The legal nature of EU citizenship remains a hotly debated issue, in particular its relationship with Member State citizenship/nationality.
In this paper, we comparatively analyze the ECJ’s Rottmann ruling and the US Supreme Court’s infamous Dred Scott decision.
The paper begins with a critical analysis of the relevant EU case law and literature. In Rottmann, the ECJ, for the first
time, had to deal with an inherent tension between the ‘autonomous’ EU legal order and EU citizenship’s ‘dependency’ on Member
State nationality. We show that the ECJ took a rather cautious approach, leaving it mainly to the Member States and their
courts to determine the ‘appropriateness’ of EU citizenship withdrawal. While the ECJ’s Rottmann approach has been criticized
for being too reluctant, we argue that the ECJ – wittingly or unwittingly – was well advised to take such cautious steps with
regard to European citizenship. On the basis of an in-depth analysis of Dred Scott v. Sandford we are able to demonstrate
some of the challenges of shaping the boundaries of Union Citizenship. The separate opinions delivered in that decision provide
an interesting insight into the possible effects of overemphasizing either the dependency or autonomy element of citizenship
in multi-level systems. Seen in that light, the ECJ may have been well advised using a cautious, ‘middle-of the-road’ approach.
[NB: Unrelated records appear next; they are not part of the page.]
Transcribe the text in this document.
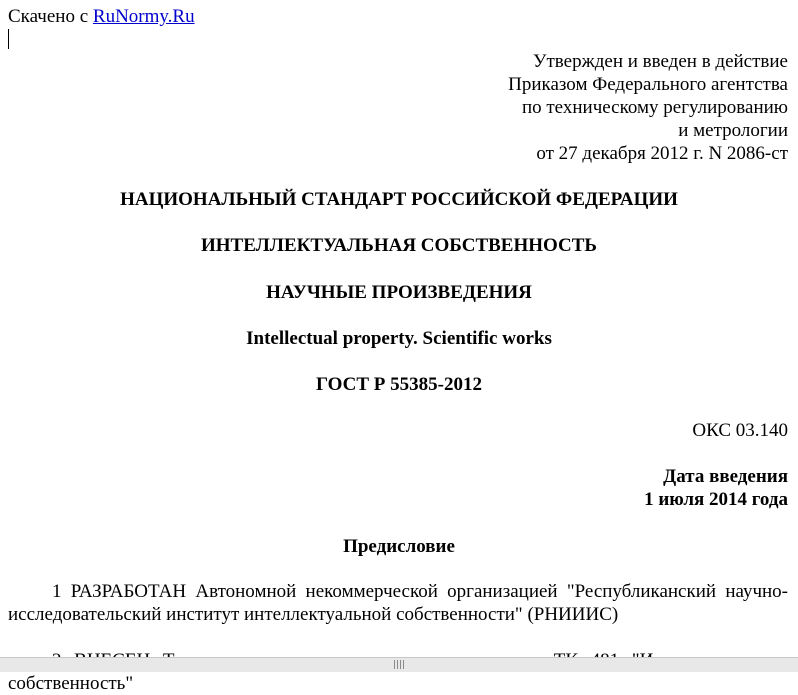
Скачено с RuNormy.Ru
Утвержден и введен в действие
Приказом Федерального агентства
по техническому регулированию
и метрологии
от 27 декабря 2012 г. N 2086-ст
НАЦИОНАЛЬНЫЙ СТАНДАРТ РОССИЙСКОЙ ФЕДЕРАЦИИ
ИНТЕЛЛЕКТУАЛЬНАЯ СОБСТВЕННОСТЬ
НАУЧНЫЕ ПРОИЗВЕДЕНИЯ
Intellectual property. Scientific works
ГОСТ Р 55385-2012
ОКС 03.140
Дата введения
1 июля 2014 года
Предисловие
1 РАЗРАБОТАН Автономной некоммерческой организацией "Республиканский научно-исследовательский институт интеллектуальной собственности" (РНИИИС)
собственность"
Based on the comparative evidence from Dred Scott, we, however, find that the procedural implementation of the ECJ’s ‘Rottmann
test’ lacks bite. As a result, Member States that seek to neglect the autonomous feature of European law can easily use it
as a carte blanche. We conclude our paper by proposing a refined ‘Rottmann test’ that avoids Dred Scott-style ‘all or nothing’
excesses and yet can help to strengthen EU citizenship. Under such a refined test, withdrawal of Member State citizenship
has to be justified by arguments from European law also, which means that Member States may only withdraw European citizenship
when their reasoning is soundly justified also by this standard. Given the lack of primary and secondary law in this respect
de lege lata, these minimum legal requirements need to be defined by the ECJ. Unfortunately, in Rottmann, the ECJ missed the
opportunity to do so in a coherent way.